Im tiefroten SMI/SLI-Kurstableau schlossen zyklische Werte wie Richemont (-6,1%), Swatch (-4,0%), Petropus (-3,9%), Holcim (-3,8%) oder Logitech (-3,5%) am Tabellenende. ABB verloren 2,0%. Der Industriekonzern zog sich aus dem Bieterwettstreit um die britische Chloride zurück. Der sicherlich nicht einfache Entscheid des ABB-Managements verdiene Respekt, sagten Beobachter. Angesichts der schlechten Gesamtstimmung würden solche positiven Nachrichten vom Markt aber kaum gewürdigt.
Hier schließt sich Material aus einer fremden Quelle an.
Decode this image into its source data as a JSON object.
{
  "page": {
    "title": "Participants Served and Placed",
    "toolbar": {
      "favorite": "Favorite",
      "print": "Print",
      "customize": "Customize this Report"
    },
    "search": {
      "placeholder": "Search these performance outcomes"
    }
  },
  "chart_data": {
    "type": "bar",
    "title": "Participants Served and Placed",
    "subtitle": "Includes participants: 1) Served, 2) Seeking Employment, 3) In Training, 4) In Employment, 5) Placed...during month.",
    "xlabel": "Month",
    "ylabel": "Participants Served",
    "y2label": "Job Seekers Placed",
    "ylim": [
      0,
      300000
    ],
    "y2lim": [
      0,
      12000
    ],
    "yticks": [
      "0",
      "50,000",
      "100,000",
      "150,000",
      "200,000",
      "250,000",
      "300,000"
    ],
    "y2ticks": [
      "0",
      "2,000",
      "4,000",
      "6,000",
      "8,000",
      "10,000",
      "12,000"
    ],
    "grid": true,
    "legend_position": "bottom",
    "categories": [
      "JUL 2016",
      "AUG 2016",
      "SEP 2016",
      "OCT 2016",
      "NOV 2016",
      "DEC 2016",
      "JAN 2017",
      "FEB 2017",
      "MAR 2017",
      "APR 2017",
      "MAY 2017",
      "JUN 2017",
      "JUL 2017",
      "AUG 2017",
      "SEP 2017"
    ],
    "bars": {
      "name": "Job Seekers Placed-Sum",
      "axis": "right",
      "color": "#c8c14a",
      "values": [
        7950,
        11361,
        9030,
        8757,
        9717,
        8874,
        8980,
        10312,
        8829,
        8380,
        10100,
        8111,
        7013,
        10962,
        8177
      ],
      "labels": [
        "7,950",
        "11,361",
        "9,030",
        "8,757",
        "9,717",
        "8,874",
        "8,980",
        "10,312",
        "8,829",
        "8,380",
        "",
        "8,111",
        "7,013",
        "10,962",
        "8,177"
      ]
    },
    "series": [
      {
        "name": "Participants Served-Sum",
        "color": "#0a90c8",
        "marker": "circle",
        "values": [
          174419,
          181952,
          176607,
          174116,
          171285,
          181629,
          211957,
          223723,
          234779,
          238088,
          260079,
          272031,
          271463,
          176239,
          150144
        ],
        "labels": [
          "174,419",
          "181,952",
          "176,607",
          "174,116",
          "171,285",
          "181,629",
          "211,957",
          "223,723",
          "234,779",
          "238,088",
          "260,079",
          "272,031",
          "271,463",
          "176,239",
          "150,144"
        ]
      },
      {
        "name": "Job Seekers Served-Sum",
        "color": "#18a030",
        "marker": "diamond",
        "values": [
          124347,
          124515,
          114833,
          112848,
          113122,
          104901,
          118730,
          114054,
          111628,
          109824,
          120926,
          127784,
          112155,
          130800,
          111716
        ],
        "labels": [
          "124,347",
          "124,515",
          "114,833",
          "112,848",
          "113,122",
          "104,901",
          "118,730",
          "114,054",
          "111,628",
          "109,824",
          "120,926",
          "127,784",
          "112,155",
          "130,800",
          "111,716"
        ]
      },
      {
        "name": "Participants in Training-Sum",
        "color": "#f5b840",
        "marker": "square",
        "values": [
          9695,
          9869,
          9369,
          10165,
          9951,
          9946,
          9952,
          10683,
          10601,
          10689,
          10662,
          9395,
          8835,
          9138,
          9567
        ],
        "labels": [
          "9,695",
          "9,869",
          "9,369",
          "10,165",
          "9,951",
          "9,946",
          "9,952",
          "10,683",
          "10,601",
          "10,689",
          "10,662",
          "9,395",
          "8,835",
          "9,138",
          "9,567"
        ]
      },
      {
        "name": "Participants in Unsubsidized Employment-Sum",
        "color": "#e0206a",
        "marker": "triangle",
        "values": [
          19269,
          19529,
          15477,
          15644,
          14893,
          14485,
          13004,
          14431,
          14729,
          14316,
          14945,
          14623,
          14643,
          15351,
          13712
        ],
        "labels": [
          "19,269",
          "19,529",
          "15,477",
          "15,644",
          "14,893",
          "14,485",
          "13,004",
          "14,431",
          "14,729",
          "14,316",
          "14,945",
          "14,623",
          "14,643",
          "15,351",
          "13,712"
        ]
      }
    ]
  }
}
An den Vortagen hatten Befürchtungen über einen kostspieligen Übernahmekampf bei ABB auf den Kurs gedrückt.
Auch Syngenta (-3,4%) wurden nach Neuigkeiten deutlich zurückgenommen. Das Unternehmen hat mit dem deutschen Chemie- und Pharmakonzern Bayer in den USA einen Patentstreit um genmodifizierte Pflanzen beigelegt. Als Belastung für die Aktie wurde im Handel allerdings das am Vortag publizierte Ergebnis des Wettbewerbers Monsanto genannt. Dem Konkurrenten machten im dritten Quartal Nachahmerprodukte und ungünstige Wetterbedingungen im US-Heimmarkt zu schaffen.
Die defensiven Index-Schwergewichte Nestlé (-1,9%), Novartis (-3,0%) und Roche (-1,9%) konnten sich dem negativen Sentiment nicht entziehen. Dabei hat Novartis mit dem Produktkandidaten Afinitor in einer Phase-III-Studie gute Ergebnisse erzielt.
Bei den Bankenwerten zeigten sich UBS (-3,0%) schwächer als CS (-1,8%) und Julius Bär (-0,7%). Händlern zufolge profitierten die CS-Titel von einer Branchenstudie aus dem Hause Nomura. Die Studie habe Spekulationen nach sich gezogen, wonach die Zweitquartalszahlen der Schweizer Grossbank besser als erwartet ausfallen könnten.
Mit den geringsten Verlusten schlossen im SMI/SLI Swisscom (-0,3%) und Geberit (-0,4%).
Im breiten Markt verbilligten sich Meyer Burger (-3,7%) überproportional. Das Unternehmen teilte mit, dass der Auftragsbestand um 22 Mio EUR bereinigt wurde und sich insgesamt derzeit auf über 700 Mio CHF belaufe. Der Abstrich sei zwar ärgerlich, angesichts der prall gefüllten Auftragsbücher aber zu verschmerzen, kommentierten Beobachter.
Valora (-1,0%) verloren unterdurchschnittlich. Der Kioskbetreiber übernimmt den deutschen Tabakwarenhändler tabacon Franchise. Analysten werteten den Zukauf als positiven Schritt und als Stärkung der Position in Deutschland. Ausserdem dürfte sich die Marge im Deutschland-Geschäft spürbar verbessern.
BKW (-0,2%) schlossen kaum verändert. Der Stromkonzern und die Groupe E haben von der deutschen E.ON BKW-Anteile zurückgekauft. Die Bereinigung der Aktionärsstruktur und die gleichzeitige Intensivierung der Kreuzverflechtung mit der Groupe E wurde von Analysten begrüsst.